5          BEOORDELING

5.1      De raad is van oordeel dat de voorzitter bij de beoordeling de juiste maatstaf heeft toegepast en voorts acht heeft geslagen op alle relevante omstandigheden van het geval. Naar het oordeel van de raad kunnen de door klager aangevoerde gronden niet slagen en heeft de voorzitter de klacht terecht en op juiste gronden kennelijk ongegrond bevonden.

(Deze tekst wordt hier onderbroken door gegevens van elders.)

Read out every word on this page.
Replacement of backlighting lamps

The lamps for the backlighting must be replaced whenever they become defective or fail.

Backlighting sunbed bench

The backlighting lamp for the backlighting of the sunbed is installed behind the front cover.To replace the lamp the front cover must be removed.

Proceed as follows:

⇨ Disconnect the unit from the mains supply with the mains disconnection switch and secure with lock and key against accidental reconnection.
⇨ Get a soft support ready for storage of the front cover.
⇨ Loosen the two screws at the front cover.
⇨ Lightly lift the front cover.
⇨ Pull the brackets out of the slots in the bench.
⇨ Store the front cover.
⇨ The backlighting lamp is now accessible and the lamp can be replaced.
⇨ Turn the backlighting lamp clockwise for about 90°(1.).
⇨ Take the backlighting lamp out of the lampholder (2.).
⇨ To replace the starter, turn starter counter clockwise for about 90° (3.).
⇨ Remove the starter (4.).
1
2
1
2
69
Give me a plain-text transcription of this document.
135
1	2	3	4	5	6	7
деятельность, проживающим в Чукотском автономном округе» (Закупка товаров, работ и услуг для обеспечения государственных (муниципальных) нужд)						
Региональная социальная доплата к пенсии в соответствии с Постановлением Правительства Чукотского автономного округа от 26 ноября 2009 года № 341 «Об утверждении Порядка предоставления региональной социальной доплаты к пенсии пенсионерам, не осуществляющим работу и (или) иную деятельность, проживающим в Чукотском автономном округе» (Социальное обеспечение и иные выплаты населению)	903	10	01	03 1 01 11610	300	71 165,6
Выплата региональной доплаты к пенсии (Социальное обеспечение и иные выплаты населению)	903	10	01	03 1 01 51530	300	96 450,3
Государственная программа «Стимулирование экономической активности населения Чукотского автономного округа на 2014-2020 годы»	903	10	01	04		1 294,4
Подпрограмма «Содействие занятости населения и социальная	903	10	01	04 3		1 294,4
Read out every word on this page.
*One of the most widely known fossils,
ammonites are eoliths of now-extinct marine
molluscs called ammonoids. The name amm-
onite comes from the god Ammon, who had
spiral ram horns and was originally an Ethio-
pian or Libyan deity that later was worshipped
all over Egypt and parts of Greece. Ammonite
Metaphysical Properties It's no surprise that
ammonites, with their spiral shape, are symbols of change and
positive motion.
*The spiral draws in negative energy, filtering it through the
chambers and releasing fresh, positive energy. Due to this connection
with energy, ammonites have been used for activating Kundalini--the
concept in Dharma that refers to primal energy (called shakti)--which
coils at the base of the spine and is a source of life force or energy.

5.2      Nu het verzet van klager tegen de beslissing van de voorzitter ook overigens geen nieuwe gezichtspunten oplevert is er geen plaats voor verder onderzoek naar de klacht en moet het verzet ongegrond worden verklaard.

 

BESLISSING

 

De raad van discipline:

verklaart het verzet ongegrond

 

Aldus beslist door mr. G.J.E. Poerink , voorzitter, mrs. U.T. Hoekstra, H.C.M. Schaeken , leden, bijgestaan door mr. C.M. van den Reek als griffier en uitgesproken ter openbare zitting van 29 augustus 2016,

 

 

Griffier                                                                        Voorzitter

 

 

 

mededelingen van de griffier ter informatie:

 

Deze beslissing is in afschrift op 29 augustus 2016

 

verzonden aan:

 

- klagers

- verweerder

- de deken van de Orde van Advocaten in het arrondissement Limburg.

 

Op grond van artikel 46h lid 7 Advocatenwet staat tegen deze beslissing, voor zover het verzet on gegrond is  verklaard, geen rechtsmiddel open.